Hindsight is 20/20 of course, and much of this may seem obvious now. But I noted this back in late November 2023, and was genuinely puzzled when they brought it up at that time. I wrote an article on December 13, 2023, about this entitled “Immigration is the New Abortion”. It compared the immigration issue to the abortion issue in that the Republicans should “be careful what they wish for”. Their victory over Roe v. Wade will likely play a huge part in their electoral downfall in this election cycle and future ones to come. By the same token, by demanding that the Democrats help them solve the border crisis, which is something Democrats and at least a portion of Republicans have been trying for a long time, they’ve offered to share the issue with those other factions instead of letting Democrats own it themselves.
I’d like to make it clear that I am in full support of passing a comprehensive immigration bill.
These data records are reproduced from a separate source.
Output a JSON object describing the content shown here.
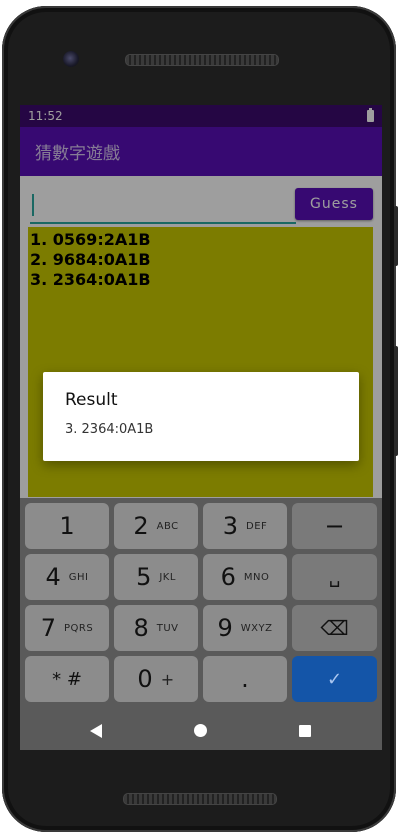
{
  "status_bar": {
    "time": "11:52"
  },
  "app_bar": {
    "title": "猜數字遊戲"
  },
  "input": {
    "value": "",
    "placeholder": ""
  },
  "guess_button": {
    "label": "Guess"
  },
  "history": [
    "1. 0569:2A1B",
    "2. 9684:0A1B",
    "3. 2364:0A1B"
  ],
  "dialog": {
    "title": "Result",
    "message": "3. 2364:0A1B"
  },
  "keyboard": {
    "keys": [
      {
        "digit": "1",
        "letters": ""
      },
      {
        "digit": "2",
        "letters": "ABC"
      },
      {
        "digit": "3",
        "letters": "DEF"
      },
      {
        "digit": "−",
        "letters": ""
      },
      {
        "digit": "4",
        "letters": "GHI"
      },
      {
        "digit": "5",
        "letters": "JKL"
      },
      {
        "digit": "6",
        "letters": "MNO"
      },
      {
        "digit": "␣",
        "letters": ""
      },
      {
        "digit": "7",
        "letters": "PQRS"
      },
      {
        "digit": "8",
        "letters": "TUV"
      },
      {
        "digit": "9",
        "letters": "WXYZ"
      },
      {
        "digit": "⌫",
        "letters": ""
      },
      {
        "digit": "* #",
        "letters": ""
      },
      {
        "digit": "0",
        "letters": "+"
      },
      {
        "digit": ".",
        "letters": ""
      },
      {
        "digit": "✓",
        "letters": ""
      }
    ]
  },
  "colors": {
    "status_bar": "#3d0a6e",
    "app_bar": "#5a0fb8",
    "history_bg": "#c8c800",
    "input_underline": "#2aa8a0",
    "enter_key": "#1455a8"
  }
}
I don’t even care so much about what is in the bill, as long as it’s somewhat reasonable and addresses current problems. Really, there should be a new immigration bill every few years that addresses new problems that may arise and fixes any issues with the previous bills. But this support doesn’t mean I’m blind to the political realities of the day, notwithstanding how cynical and sickening they are.
The fact is that the Republicans had the perfect issue to run on. Their previous attempts at scaring the public with reports of huge migrant caravans on the verge of storming through our border fell flat electorally, but considering how important of an issue it has been with voters, it may have contributed to keeping their losses closer than they otherwise would have been. Also, with illegal border crossings hitting new records and being a daily crisis reported on by all media outlets relentlessly, these scare tactics likely would have played out more favorably for them this time.
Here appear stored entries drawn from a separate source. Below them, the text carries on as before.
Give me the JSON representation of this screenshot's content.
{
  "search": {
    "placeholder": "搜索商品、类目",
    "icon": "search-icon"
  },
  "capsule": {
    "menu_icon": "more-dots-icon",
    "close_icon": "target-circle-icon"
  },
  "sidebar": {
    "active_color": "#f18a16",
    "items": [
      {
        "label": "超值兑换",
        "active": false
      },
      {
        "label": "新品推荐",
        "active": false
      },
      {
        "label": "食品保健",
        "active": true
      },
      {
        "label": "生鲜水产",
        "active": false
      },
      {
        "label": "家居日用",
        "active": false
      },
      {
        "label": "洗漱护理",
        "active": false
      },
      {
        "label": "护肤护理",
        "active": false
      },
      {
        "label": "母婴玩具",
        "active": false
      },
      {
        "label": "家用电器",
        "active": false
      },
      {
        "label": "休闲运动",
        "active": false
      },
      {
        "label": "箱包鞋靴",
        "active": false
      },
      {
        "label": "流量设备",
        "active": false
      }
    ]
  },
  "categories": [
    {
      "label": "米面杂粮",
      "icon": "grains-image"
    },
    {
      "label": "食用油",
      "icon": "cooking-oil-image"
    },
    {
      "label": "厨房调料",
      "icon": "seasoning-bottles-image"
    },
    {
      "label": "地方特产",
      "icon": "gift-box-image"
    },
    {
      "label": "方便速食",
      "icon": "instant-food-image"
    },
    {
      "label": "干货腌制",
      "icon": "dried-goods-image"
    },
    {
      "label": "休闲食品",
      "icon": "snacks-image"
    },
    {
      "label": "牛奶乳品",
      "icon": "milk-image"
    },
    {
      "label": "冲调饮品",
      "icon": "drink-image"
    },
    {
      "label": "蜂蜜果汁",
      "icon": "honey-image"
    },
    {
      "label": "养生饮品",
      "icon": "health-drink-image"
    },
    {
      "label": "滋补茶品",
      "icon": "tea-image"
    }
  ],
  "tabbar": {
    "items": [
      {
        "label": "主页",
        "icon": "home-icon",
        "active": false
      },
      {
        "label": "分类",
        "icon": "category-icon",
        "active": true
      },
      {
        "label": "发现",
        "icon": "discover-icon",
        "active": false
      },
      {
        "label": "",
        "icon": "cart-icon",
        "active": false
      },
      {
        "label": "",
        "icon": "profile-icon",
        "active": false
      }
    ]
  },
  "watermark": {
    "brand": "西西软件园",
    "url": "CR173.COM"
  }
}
But instead, the Democrats and more level-headed Senate Republicans called their bluff and have agreed to solve this issue. They’ve recently been negotiating what looks to be one of the most conservative immigration bills in our recent history, which includes complete border shutdowns if certain criteria are met. Joe Biden has said he would sign the bill and shut down the border that day if it got to his desk. And now House Republicans are coming up with reasons why they can’t or won’t bring up the bill for a vote. They are on defense now and will be easily labelled as the reason the border remains a crisis when the 2024 election comes. And if the border issue dies down and is less of a crisis in the coming months, the Biden administration can claim victory on the border issue, since, after all, they are the ones in power.
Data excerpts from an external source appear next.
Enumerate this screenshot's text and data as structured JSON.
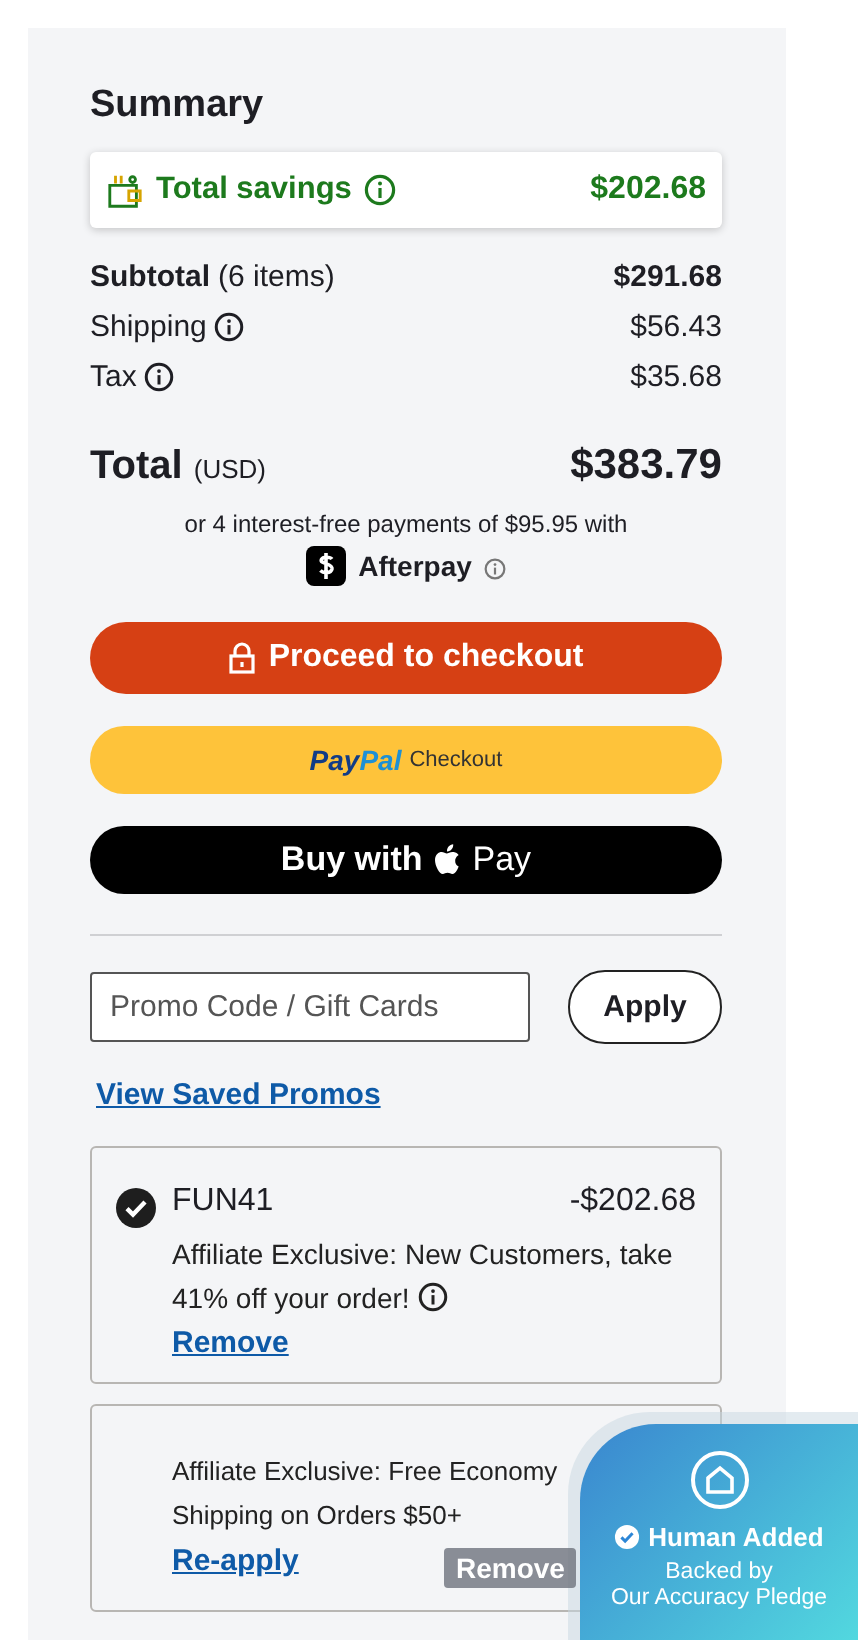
{
  "summary": {
    "title": "Summary",
    "savings": {
      "label": "Total savings",
      "amount": "$202.68"
    },
    "lines": [
      {
        "label": "Subtotal",
        "note": "(6 items)",
        "amount": "$291.68",
        "info": false,
        "bold": true
      },
      {
        "label": "Shipping",
        "amount": "$56.43",
        "info": true,
        "bold": false
      },
      {
        "label": "Tax",
        "amount": "$35.68",
        "info": true,
        "bold": false
      }
    ],
    "total": {
      "label": "Total",
      "note": "(USD)",
      "amount": "$383.79"
    },
    "installments": {
      "text": "or 4 interest-free payments of $95.95 with",
      "provider": "Afterpay"
    }
  },
  "buttons": {
    "checkout": "Proceed to checkout",
    "paypal": {
      "brand_first": "Pay",
      "brand_second": "Pal",
      "label": "Checkout"
    },
    "apple_pay": {
      "label": "Buy with",
      "brand": "Pay"
    }
  },
  "promo": {
    "placeholder": "Promo Code / Gift Cards",
    "apply": "Apply",
    "saved_link": "View Saved Promos"
  },
  "coupons": [
    {
      "applied": true,
      "code": "FUN41",
      "amount": "-$202.68",
      "description": "Affiliate Exclusive: New Customers, take 41% off your order!",
      "info": true,
      "action": "Remove"
    },
    {
      "applied": false,
      "description": "Affiliate Exclusive: Free Economy Shipping on Orders $50+",
      "info": false,
      "action": "Re-apply"
    }
  ],
  "overlay": {
    "badge": "Human Added",
    "subtitle_1": "Backed by",
    "subtitle_2": "Our Accuracy Pledge",
    "tooltip": "Remove"
  }
}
This was a terribly played hand by House Republicans. It was like being dealt a 21 in blackjack and telling the dealer “Hit me”. There was no winning this political battle for House Republicans. They should have held on to the hand they had.
On the other hand, this demand has spurred actual bipartisan efforts to come to an agreeable solution to the border problems of the day, something unthinkable just a few months ago. The pressure is now on Congress to get something done on the issue, since it has been built up to be perceived as a crisis yearly for decades. This is the closest we’ve come in a long time to passing a comprehensive immigration bill, and the momentum seems to be on the side of it eventually getting done. It could be a political error with an eventual national happy ending.